NBA Draft 2019 Primer: Back at Barclays Center
Seventh consecutive Brooklyn-hosted draft will tip off with broadcast coverage at 7 p.m.
For the seventh straight year, the NBA Draft will be held at Barclays Center, with television coverage beginning at 7 p.m. on ESPN and the draft beginning at 7:30 p.m.
The New Orleans Pelicans have the first pick in tonight’s draft after making a big jump at the draft lottery. They’ll be followed by Memphis and New York. The Los Angeles Lakers will select fourth, with that pick widely reported to be headed to New Orleans as part of a blockbuster deal for Anthony Davis. Duke freshman Zion Williamson is the presumptive No. 1 pick, with his teammate R.J. Barrett and Murray State’s JA Morant widely expected to be selected in the following two slots. A third Duke freshman, Cam Reddish, is also in the top 10 mix, along with Virginia’s De’Andre Hunter and Texas Tech’s Jarrett Culver
They are among 20 players reported to be expected in attendance at the draft in the green room. Others include Vanderbilt’s Darius Garland, North Carolina’s Coby White and Nassir Little, Gonzaga’s Rui Hachimora and Brandon Clarke, Indiana’s Romeo Langford, Kentucky’s P.J. Washington, Tyler Herro and Keldon Johnson, and international prospects Sekou Doumbouya and Goga Bitadze.
NBA DRAFT … BACK IN BROOKLYN
This will be the seventh straight year that the NBA Draft is held at Barclays Center. The Cleveland Cavaliers selected Anthony Bennett of UNLV with the first draft pick ever announced at Barclays Center. Bennett was one of five 2013 first-round picks that would eventually play for the Nets, including Mason Plumlee, chosen at No. 22 to become the first Brooklyn Net drafted at Barclays Center.
Andrew Wiggins, Karl-Anthony Towns, Ben Simmons, Markelle Fultz, and DeAndre Ayton have been the subsequent No. 1 overall picks at Barclays Center.
NETS PICKS WERE HOME AT BARCLAYS CENTER
Last June, Dzanan Musa and Rodions Kurucs became the latest Nets to be welcomed to the NBA on draft night at Barclays Center. Musa, a 19-year-old selected No. 29, spent much of his rookie season in the G League, helping Long Island to the Eastern Conference championship and a spot in the league finals.

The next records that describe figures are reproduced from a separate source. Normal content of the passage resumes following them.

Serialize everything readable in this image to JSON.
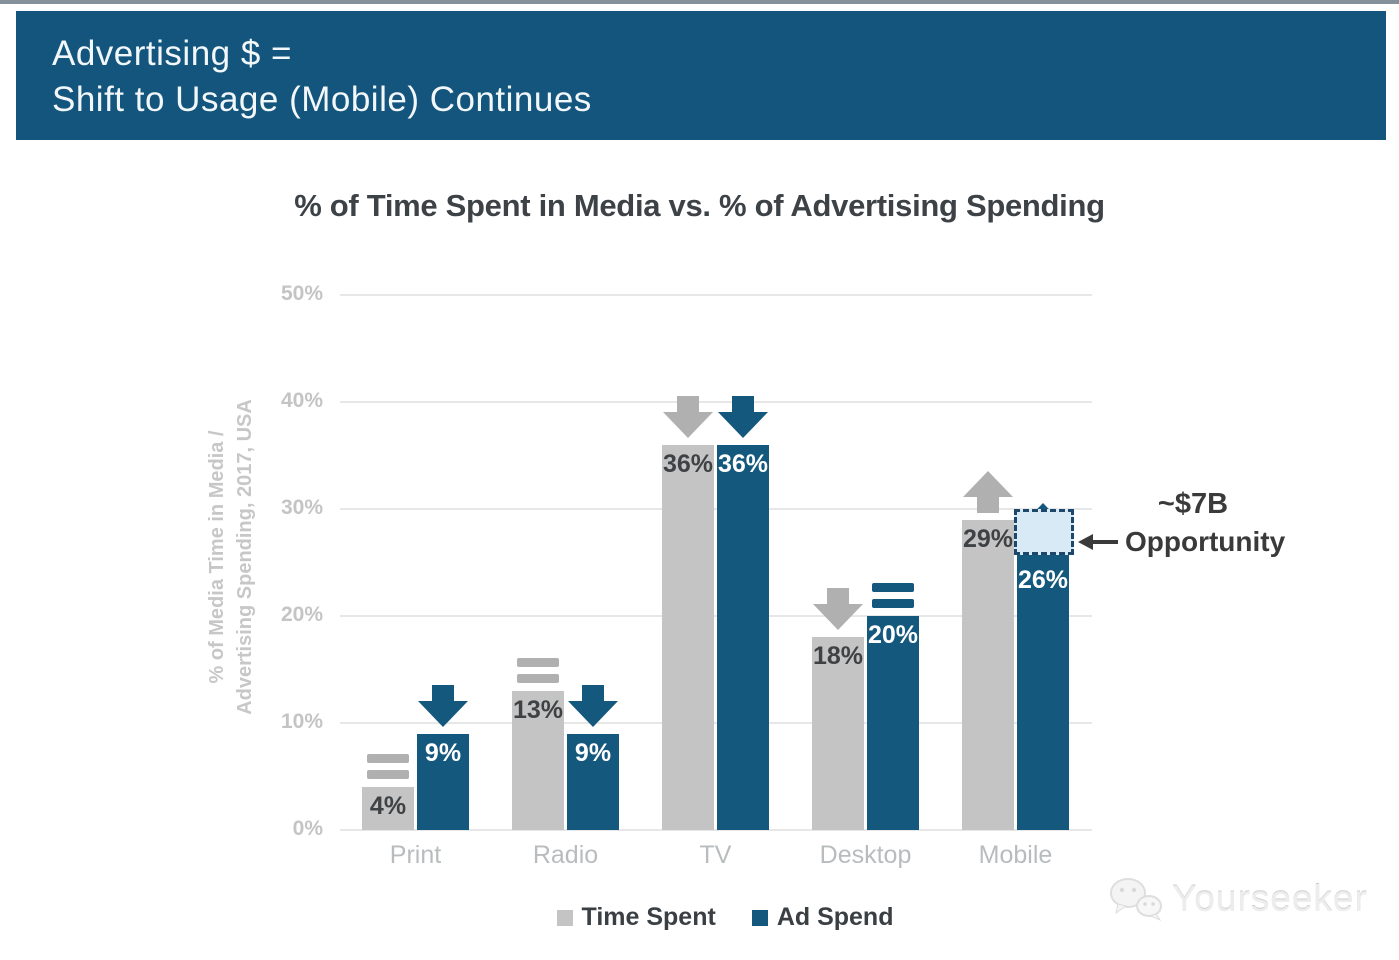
{
  "header": {
    "line1": "Advertising $ =",
    "line2": "Shift to Usage (Mobile) Continues"
  },
  "chart_data": {
    "type": "bar",
    "title": "% of Time Spent in Media vs. % of Advertising Spending",
    "ylabel_lines": [
      "% of Media Time in Media /",
      "Advertising Spending, 2017, USA"
    ],
    "categories": [
      "Print",
      "Radio",
      "TV",
      "Desktop",
      "Mobile"
    ],
    "series": [
      {
        "name": "Time Spent",
        "color": "#c4c4c4",
        "trend_color": "#b0b0b0",
        "label_color": "#3f4245",
        "values": [
          4,
          13,
          36,
          18,
          29
        ],
        "labels": [
          "4%",
          "13%",
          "36%",
          "18%",
          "29%"
        ],
        "trends": [
          "equal",
          "equal",
          "down",
          "down",
          "up"
        ]
      },
      {
        "name": "Ad Spend",
        "color": "#15587e",
        "trend_color": "#15587e",
        "label_color": "#ffffff",
        "values": [
          9,
          9,
          36,
          20,
          26
        ],
        "labels": [
          "9%",
          "9%",
          "36%",
          "20%",
          "26%"
        ],
        "trends": [
          "down",
          "down",
          "down",
          "equal",
          "up"
        ]
      }
    ],
    "yticks": [
      "50%",
      "40%",
      "30%",
      "20%",
      "10%",
      "0%"
    ],
    "ylim": [
      0,
      50
    ],
    "grid": true,
    "legend_position": "bottom",
    "opportunity": {
      "label_line1": "~$7B",
      "label_line2": "Opportunity",
      "category": "Mobile",
      "series": "Ad Spend",
      "from_value": 26,
      "to_value": 30
    }
  },
  "watermark": {
    "text": "Yourseeker"
  },
  "colors": {
    "banner_blue": "#14557d",
    "bar_blue": "#15587e",
    "bar_gray": "#c4c4c4",
    "arrow_gray": "#b0b0b0",
    "gridline": "#e7e7e7",
    "axis_text": "#c4c4c4",
    "dark_text": "#3d4247",
    "opportunity_fill": "#d8eaf6",
    "opportunity_border": "#1d486c"
  }
}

Kurucs, a 20-year-old selected No. 40, made a surprise impact in Brooklyn, starting 46 games for the Nets and averaging 8.5 points, earning a spot in the Rising Stars game at All-Star Weekend.
Kurucs was joined in Charlotte for the Rising Stars game by center Jarrett Allen, the team’s first-round selection in 2017. Allen, 19 at the time, propped a Nets cap atop his ‘fro for the handshake with commissioner Adam Silver.
AND THE NETS SELECT …
In surveying mock drafts, there are several players who have been consistently projected to land in Brooklyn. You can click on their names below to check out our profiles of them:
- KZ Okpala
- Romeo Langford
- Carsen Edwards
- Sekou Doumbaya
- Luguentz Dort
- Grant Williams
- Cameron Johnson
- Ty Jerome
- Chuma Okeke
- Luka Samanic
WHAT’S THE HISTORY WHERE THE NETS PICK?
Just taking a look at the last decade, there’s been plenty of value found late in the first round.
At No. 27, if you go back to 2009 you’ll find Brooklyn’s own DeMarre Carroll. Center Rudy Gobert, the 2017-18 Defensive Player of the Year, a three-time All-Defensive Team selection and two-time All-NBA pick, was Utah’s selection in 2013, and Toronto’s Pascal Siakam was taken in 2016. There’s also Kyle Kuzma of the Los Angeles Lakers (2017), Larry Nance Jr. of the Cleveland Cavaliers (2015) and Bogdan Bogdanovic of the Sacramento Kings.
At No. 31, there’s Allen Crabbe, drafted in 2013, while Cleveland’s Cedi Osman was drafted in 2015, made his NBA debut in 2017, and played in the Rising Stars game this season. There’s also former Net Bojan Bogdanovic, now with the Indiana Pacers.
Going back another 30 seasons, some of the top picks at these spots are No. 27 selections Arron Afflalo (2007), Kendrick Perkins (2203), current Nets assistant coach Jacque Vaughn (1997), Elden Campbell (1990) and Dennis Rodman (1986) and No. 31 selections Gilbert Arenas (1991), Manute Bol (1985) and Doc Rivers (1983).